Title: The Brontës Went to Woolworths
Author: Rachel Ferguson
Genre: Fiction, published in 1931
Where to buy: Barnes & Noble link
Rachel Ferguson’s The Brontës Went to Woolworths begins with a wink to bookworms, and to call it charming would be a criminal understatement. When Deirdre Carne and her family are asked if they like reading, Deirdre tells us:
“…how could one tell her that books are like having a bath or sleeping, or eating bread – absolute necessities which one never thinks of in terms of appreciation. And we all sat waiting for her to say that she had so little time for reading, before ruling her right out for ever and ever.”
Deirdre also says that she hates books about sisters, but that is just what this book is. The Carne family consists of a widow and her three daughters: Katrine, the eldest; Sheil, the youngest; and Deirdre, the middle daughter and our narrator for most of the book. Sometimes the story slips into a third-person narrative; this becomes significant as the story progresses.
The Carne family is lost somewhere between reality and imagination. After Mrs. Carne was chosen as an alternate for a trial, they pretend to know the judge, lovingly called Toddy, who, Sheil says, “yawns like tiny jam tarts”. Toddy is always there for them, even if not actually physically present, and helps them to get through difficult times. Other imaginary companions include a Pierrot named Saffy and a snobbish doll called Ironface. Their dog, Crellie, was a hero in the Boer War or the Pope depending on the mood of the family. Their governess, Miss Martin, is exasperated by their inability be absolutely present in reality.
During a trip to Keighley, which is quite close to the Brontë sisters’ home of Haworth, the family experiences the intrusion of ghosts into their existence. This frightens Sheil, who has difficulty coming to terms with the lines between reality, imagination, and death. Further complicating matters is Deirdre’s real-life meeting with Toddy’s wife, Mildred. Mildred takes an instant liking to Deirdre and her family, and so reality begins to mesh with imagination as the real Toddy becomes their friend.
This is the sort of book that I personally love, but I could understand that others might hate it. The Carnes are sometimes snobs.
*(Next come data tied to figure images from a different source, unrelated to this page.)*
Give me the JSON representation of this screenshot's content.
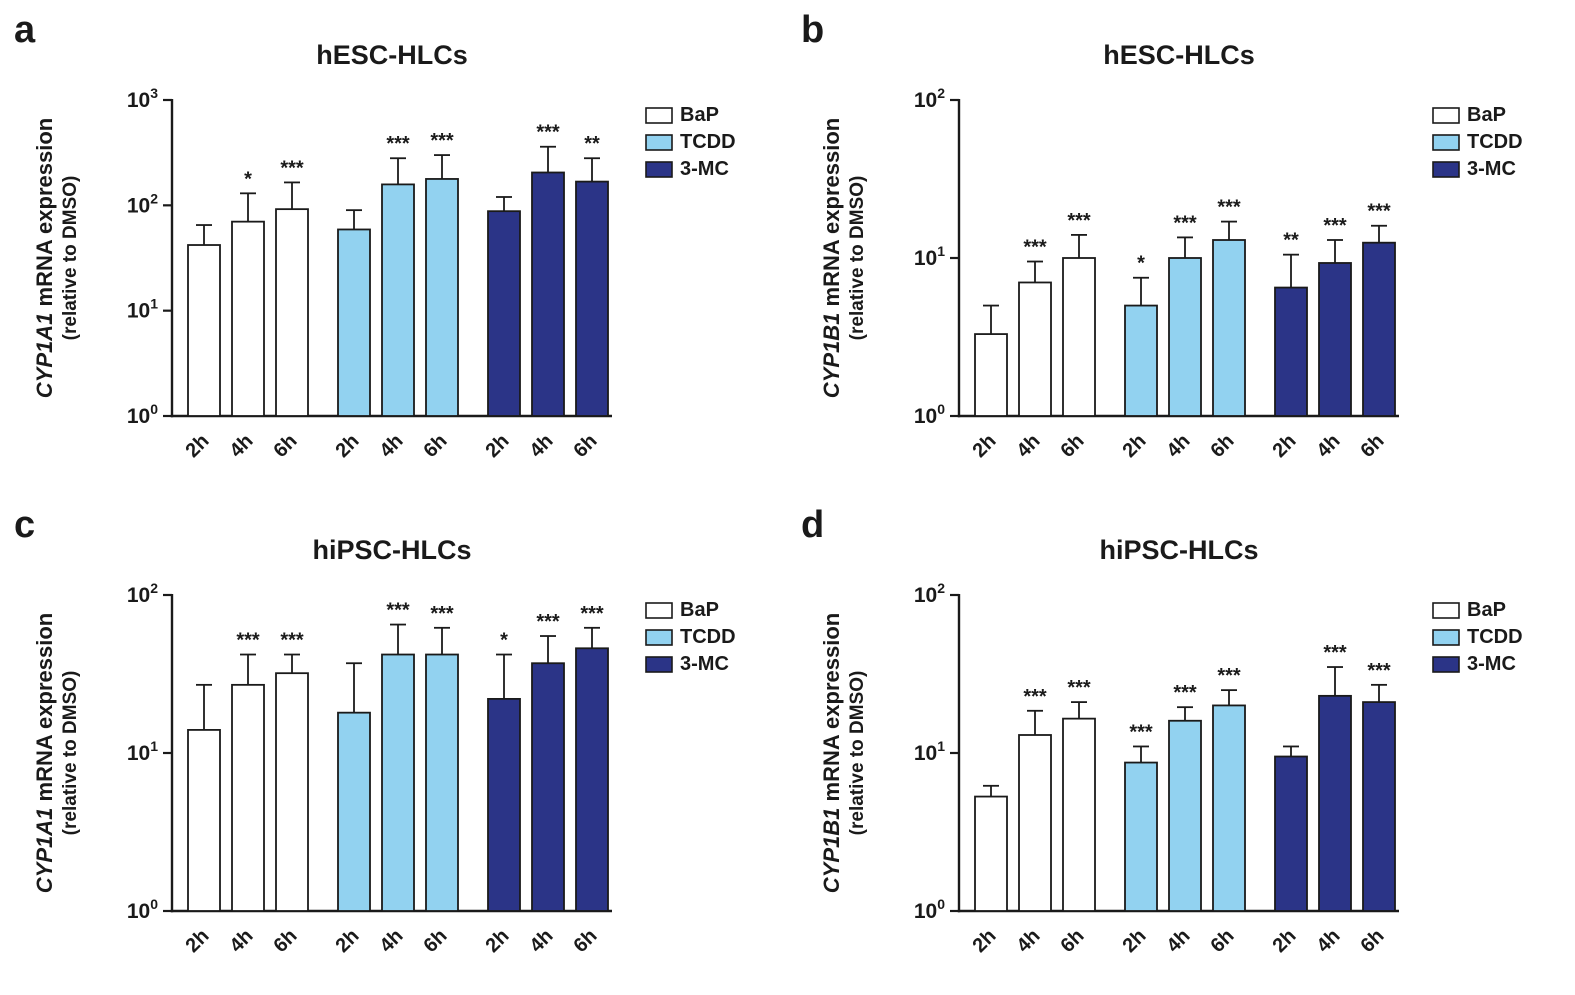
{
  "figure": {
    "background": "#ffffff",
    "axis_color": "#1a1a1a",
    "series_colors": {
      "BaP": "#ffffff",
      "TCDD": "#92d2f0",
      "3-MC": "#2b3487"
    }
  },
  "chart_data": [
    {
      "panel_label": "a",
      "type": "bar",
      "title": "hESC-HLCs",
      "ylabel_gene": "CYP1A1",
      "ylabel_text": "mRNA expression",
      "ylabel_sub": "(relative to DMSO)",
      "yscale": "log",
      "ylim": [
        1,
        1000
      ],
      "yticks_exp": [
        0,
        1,
        2,
        3
      ],
      "grid": false,
      "legend_position": "right",
      "categories": [
        "2h",
        "4h",
        "6h"
      ],
      "legend": [
        "BaP",
        "TCDD",
        "3-MC"
      ],
      "series": [
        {
          "name": "BaP",
          "values": [
            42,
            70,
            92
          ],
          "error_top": [
            65,
            130,
            165
          ],
          "sig": [
            "",
            "*",
            "***"
          ]
        },
        {
          "name": "TCDD",
          "values": [
            59,
            158,
            178
          ],
          "error_top": [
            90,
            280,
            300
          ],
          "sig": [
            "",
            "***",
            "***"
          ]
        },
        {
          "name": "3-MC",
          "values": [
            88,
            205,
            168
          ],
          "error_top": [
            120,
            360,
            280
          ],
          "sig": [
            "",
            "***",
            "**"
          ]
        }
      ]
    },
    {
      "panel_label": "b",
      "type": "bar",
      "title": "hESC-HLCs",
      "ylabel_gene": "CYP1B1",
      "ylabel_text": "mRNA expression",
      "ylabel_sub": "(relative to DMSO)",
      "yscale": "log",
      "ylim": [
        1,
        100
      ],
      "yticks_exp": [
        0,
        1,
        2
      ],
      "grid": false,
      "legend_position": "right",
      "categories": [
        "2h",
        "4h",
        "6h"
      ],
      "legend": [
        "BaP",
        "TCDD",
        "3-MC"
      ],
      "series": [
        {
          "name": "BaP",
          "values": [
            3.3,
            7.0,
            10.0
          ],
          "error_top": [
            5.0,
            9.5,
            14.0
          ],
          "sig": [
            "",
            "***",
            "***"
          ]
        },
        {
          "name": "TCDD",
          "values": [
            5.0,
            10.0,
            13.0
          ],
          "error_top": [
            7.5,
            13.5,
            17.0
          ],
          "sig": [
            "*",
            "***",
            "***"
          ]
        },
        {
          "name": "3-MC",
          "values": [
            6.5,
            9.3,
            12.5
          ],
          "error_top": [
            10.5,
            13.0,
            16.0
          ],
          "sig": [
            "**",
            "***",
            "***"
          ]
        }
      ]
    },
    {
      "panel_label": "c",
      "type": "bar",
      "title": "hiPSC-HLCs",
      "ylabel_gene": "CYP1A1",
      "ylabel_text": "mRNA expression",
      "ylabel_sub": "(relative to DMSO)",
      "yscale": "log",
      "ylim": [
        1,
        100
      ],
      "yticks_exp": [
        0,
        1,
        2
      ],
      "grid": false,
      "legend_position": "right",
      "categories": [
        "2h",
        "4h",
        "6h"
      ],
      "legend": [
        "BaP",
        "TCDD",
        "3-MC"
      ],
      "series": [
        {
          "name": "BaP",
          "values": [
            14,
            27,
            32
          ],
          "error_top": [
            27,
            42,
            42
          ],
          "sig": [
            "",
            "***",
            "***"
          ]
        },
        {
          "name": "TCDD",
          "values": [
            18,
            42,
            42
          ],
          "error_top": [
            37,
            65,
            62
          ],
          "sig": [
            "",
            "***",
            "***"
          ]
        },
        {
          "name": "3-MC",
          "values": [
            22,
            37,
            46
          ],
          "error_top": [
            42,
            55,
            62
          ],
          "sig": [
            "*",
            "***",
            "***"
          ]
        }
      ]
    },
    {
      "panel_label": "d",
      "type": "bar",
      "title": "hiPSC-HLCs",
      "ylabel_gene": "CYP1B1",
      "ylabel_text": "mRNA expression",
      "ylabel_sub": "(relative to DMSO)",
      "yscale": "log",
      "ylim": [
        1,
        100
      ],
      "yticks_exp": [
        0,
        1,
        2
      ],
      "grid": false,
      "legend_position": "right",
      "categories": [
        "2h",
        "4h",
        "6h"
      ],
      "legend": [
        "BaP",
        "TCDD",
        "3-MC"
      ],
      "series": [
        {
          "name": "BaP",
          "values": [
            5.3,
            13,
            16.5
          ],
          "error_top": [
            6.2,
            18.5,
            21
          ],
          "sig": [
            "",
            "***",
            "***"
          ]
        },
        {
          "name": "TCDD",
          "values": [
            8.7,
            16,
            20
          ],
          "error_top": [
            11,
            19.5,
            25
          ],
          "sig": [
            "***",
            "***",
            "***"
          ]
        },
        {
          "name": "3-MC",
          "values": [
            9.5,
            23,
            21
          ],
          "error_top": [
            11,
            35,
            27
          ],
          "sig": [
            "",
            "***",
            "***"
          ]
        }
      ]
    }
  ]
}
Their attitude towards their governesses seems off, but I felt like that was the point, since the Brontës play such a large role in the book. Miss Martin apparently went to Newnham College, Cambridge, before her family lost their money, and she is so caught in an outdated belief in the way things ought to be that she becomes a governess. Since she doesn’t seem to enjoy teaching, this felt like old-fashioned thinking in the extreme, given that Katrine tries for a life on the stage and Deirdre is a writer. Would fiery Jane Eyre have been a governess if she had had other options?
In varying ways, the characters cling to the past and tradition in a rapidly changing world. Although she is well-educated, Miss Martin is still a governess during a time when it seems an increasingly irrelevant profession. As a real-life comparison, Dorothy L. Sayers, who went to Oxford, worked in an advertising agency during the 1920s. Miss Martin lacks the imagination to find a different life for herself, eventually following the man she loves (who possibly does not return her love) and choosing the life he has chosen. Even the Carnes, while modern in some ways, are terribly snobbish about marriage, rejecting Katrine’s suitor as being of the wrong social class.
As readers, we might wish to be accepted into the Carne circle and not excluded like the steady stream of governesses. However, with the change in point-of-view, from the intimate first-person to the distant third-person, we, too, are kept away from being part of the fun. We are reminded that we are only spectators. We are here to watch the story unfold, nothing more.
Despite the distance created by the ending, the landscape of the family’s imagination instantly took me in and held me. Lines like this became a favorite of mine:
“I often think that perhaps there is only a limited amount of memory going about the world, and that when it wants to live again, it steals its nest, like a cuckoo.”
At just about 200 pages, this is a slim book that somehow manages, in its few pages, to create so much character depth that I am constantly amazed at it with each re-read. The characters seem to pop off of the page with their quirky view of the world. The Carnes are not perfect, but it is their dreamy inventiveness that brings me back to this novel again and again.